Ukraine provides an excellent test case. The crimes were committed there; the overwhelming mass of evidence is there; and Ukraine remains a viable state whose prosecutors have already begun their work. ICC supporters, for their own ideological reasons, say Ukrainian courts are biased and unable to administer evenhanded justice. Even some Ukrainians favor washing their hands of this burden. Nations don’t mature politically, however, by ducking responsibility, fearing they might be imperfect. Neither America nor Ukraine should succumb to these temptations. When national courts afford equal justice to all, they validate constitutional, democratic legitimacy and sovereignty. If colonial courts in 1770 could conduct fair trials of the Boston Massacre’s perpetrators, represented by John Adams no less, why should we assume today’s Ukrainian courts can’t also measure up?
ICC supporters say Ukrainian courts can render only mundane judgments, whereas Russian defendants should be charged with “war crimes” and “crimes against humanity”—offenses within the ICC’s jurisdiction. “Mundane” crimes like murder, rape, torture, arson and destruction of property are insufficiently condemnatory of Russia’s behavior, they say. This is a fundamentally political argument, revealing precisely why the ICC is in key respects a political and not a judicial body, devoid of effective constitutional or democratic control. Clear-eyed people world-wide can see and understand what Ukrainian courts will reveal. We need no schooling by Platonic Guardians in The Hague.
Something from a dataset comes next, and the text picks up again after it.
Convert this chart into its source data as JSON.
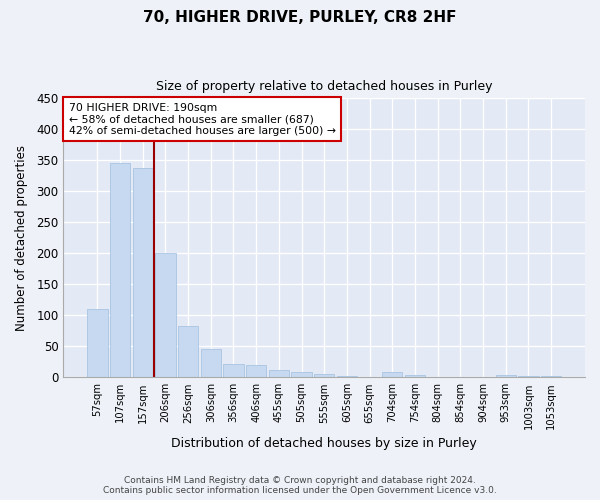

Even better would be a new Russia conducting criminal prosecutions. Vladimir Putin’s rule won’t last forever. How countries handle war crimes and human-rights abuses committed in their names is the truest test of, and the best way to achieve, real political maturity. Allowing a successor regime to shrug off moral responsibility for reckoning with the nation’s past is erroneous. Ceding authority to a distant international body is cowardice, not enhanced maturity.
Certainly, risk of mistake and failure is ever present, but without taking that risk, there is no easy national path back to trustworthiness and honor. Even worse, shirking enables future autocrats to assert that Russia was sold out by traitors and foreigners. Read “Mein Kampf” for the road map.
Especially if very few defendants come into Ukrainian custody, a new Russian government would have considerable work to do. Post-1989 regime change across the former Soviet bloc required successor authorities to confront their nations’ unsavory pasts. Some, such as former East Germany and Hungary, responded with prosecutions; others, such as Czechoslovakia, with procedures similar to the truth-and-reconciliation model South Africa followed after apartheid, or a mixture of approaches. The victors in 1945 began Germany’s de-Nazification, but elected German governments continued it.
Choosing the right judicial decision-maker isn’t an arcane jurisdictional issue, nor is it deferrable to the vague future. American leadership can significantly enhance Ukraine’s principled national sovereignty and remind Russians that their ultimate place in history is in their hands, not in a distant international court.
Mr. Bolton is author of “The Room Where It Happened: A White House Memoir.” He served as the president’s national security adviser, 2018-19, and ambassador to the United Nations, 2005-06.